Rainfall since the onset of the monsoon has been 29.2 mm as against the normal of 50.6 mm. Of the 36 met sub- divisions, only five have recorded normal rainfall compared to 10 during the same period in the last season. In 30 sub- divisions, rainfall has either been scanty or deficient, according to the weather office.
However, weather officials maintain that the situation could improve next week. The conditions are favourable for advance of the monsoon over Konkan, interior Maharahstra, parts of Karnataka, Andhra Pradesh and Tamil Nadu over the next three to four days. In the next three days, it could advance into West Bengal, Orissa, Bihar Jharkhand and Chattisgarh.
" We expect increased rainfall activities over western parts and interior south India during the next three to four days," said M. Mahapatra, senior scientist, India Meteorological Department ( IMD). " There is a cyclonic pressure over the Arabian Sea which is expected to bring rains on the west coast and interior Karnataka and Maharashtra," Mahapatra added.
A low- pressure area may develop over the north- west Bay of Bengal leading to high rainfall over east and central India.
Since only 40 per cent of cultivable area in the country is under irrigation, rains are important for agriculture. But officials said it will be too early to predict the impact on Kharif output.
Farms are being readied for sowing of paddy, cotton, pulses and oilseeds. If the rain shortfall continues in July and August as well, the situation will turn worse.
The performance of monsoon depends much on how global meteorological parameters such as El Nino Southern Oscillation ( ENSO) unfold in the weeks to come. IMD had predicted a normal monsoon but hinted at below- average performance if ENSO develops in the second half of the season.
Revised outlook for the season will be announced in the third week of June.

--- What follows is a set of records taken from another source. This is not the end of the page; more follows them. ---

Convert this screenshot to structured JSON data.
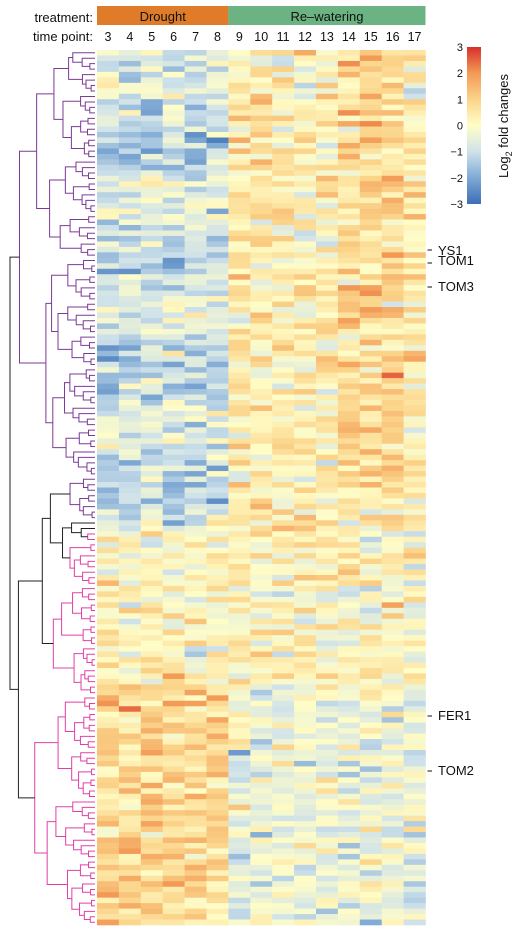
{
  "chart_data": {
    "type": "heatmap",
    "row_labels_title": "treatment:",
    "col_labels_title": "time point:",
    "treatments": [
      {
        "name": "Drought",
        "color": "#e07b2a",
        "columns": [
          "3",
          "4",
          "5",
          "6",
          "7",
          "8"
        ]
      },
      {
        "name": "Re–watering",
        "color": "#6bb383",
        "columns": [
          "9",
          "10",
          "11",
          "12",
          "13",
          "14",
          "15",
          "16",
          "17"
        ]
      }
    ],
    "time_points": [
      "3",
      "4",
      "5",
      "6",
      "7",
      "8",
      "9",
      "10",
      "11",
      "12",
      "13",
      "14",
      "15",
      "16",
      "17"
    ],
    "row_count": 160,
    "color_scale": {
      "title_main": "Log",
      "title_sub": "2",
      "title_rest": " fold changes",
      "min": -3,
      "max": 3,
      "ticks": [
        "3",
        "2",
        "1",
        "0",
        "−1",
        "−2",
        "−3"
      ],
      "low_color": "#3b6fb6",
      "mid_color": "#fffdc7",
      "high_color": "#d7302a"
    },
    "gene_annotations": [
      "YS1",
      "TOM1",
      "TOM3",
      "FER1",
      "TOM2"
    ],
    "dendrogram_cluster_colors": [
      "#7b3a96",
      "#e040a6"
    ],
    "grid": false,
    "legend_position": "top-right"
  }
}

" There is no reason to press any panic button at this stage as rainfall is expected to improve," said A. K. Singh, deputy director general, Indian Council of Agricultural Research.
Levels of main water reservoirs are also down to 18 per cent of normal capacity, which is down six per centage points during the same period last year. Reservoirs are important for generation of hydropower, which accounts for a quarter of the country's electricity generation capacity.
Moreover, water is also used for irrigating winter crops such as wheat in many states.
The government is also pinning hopes on monsoon to control the inflation. " I am confident that the range of inflation will be about 7.5 per cent throughout the year.
I hope if monsoon is quite good, these type of pressures will be sorted out," finance minister Pranab Mukherjee said on Thursday.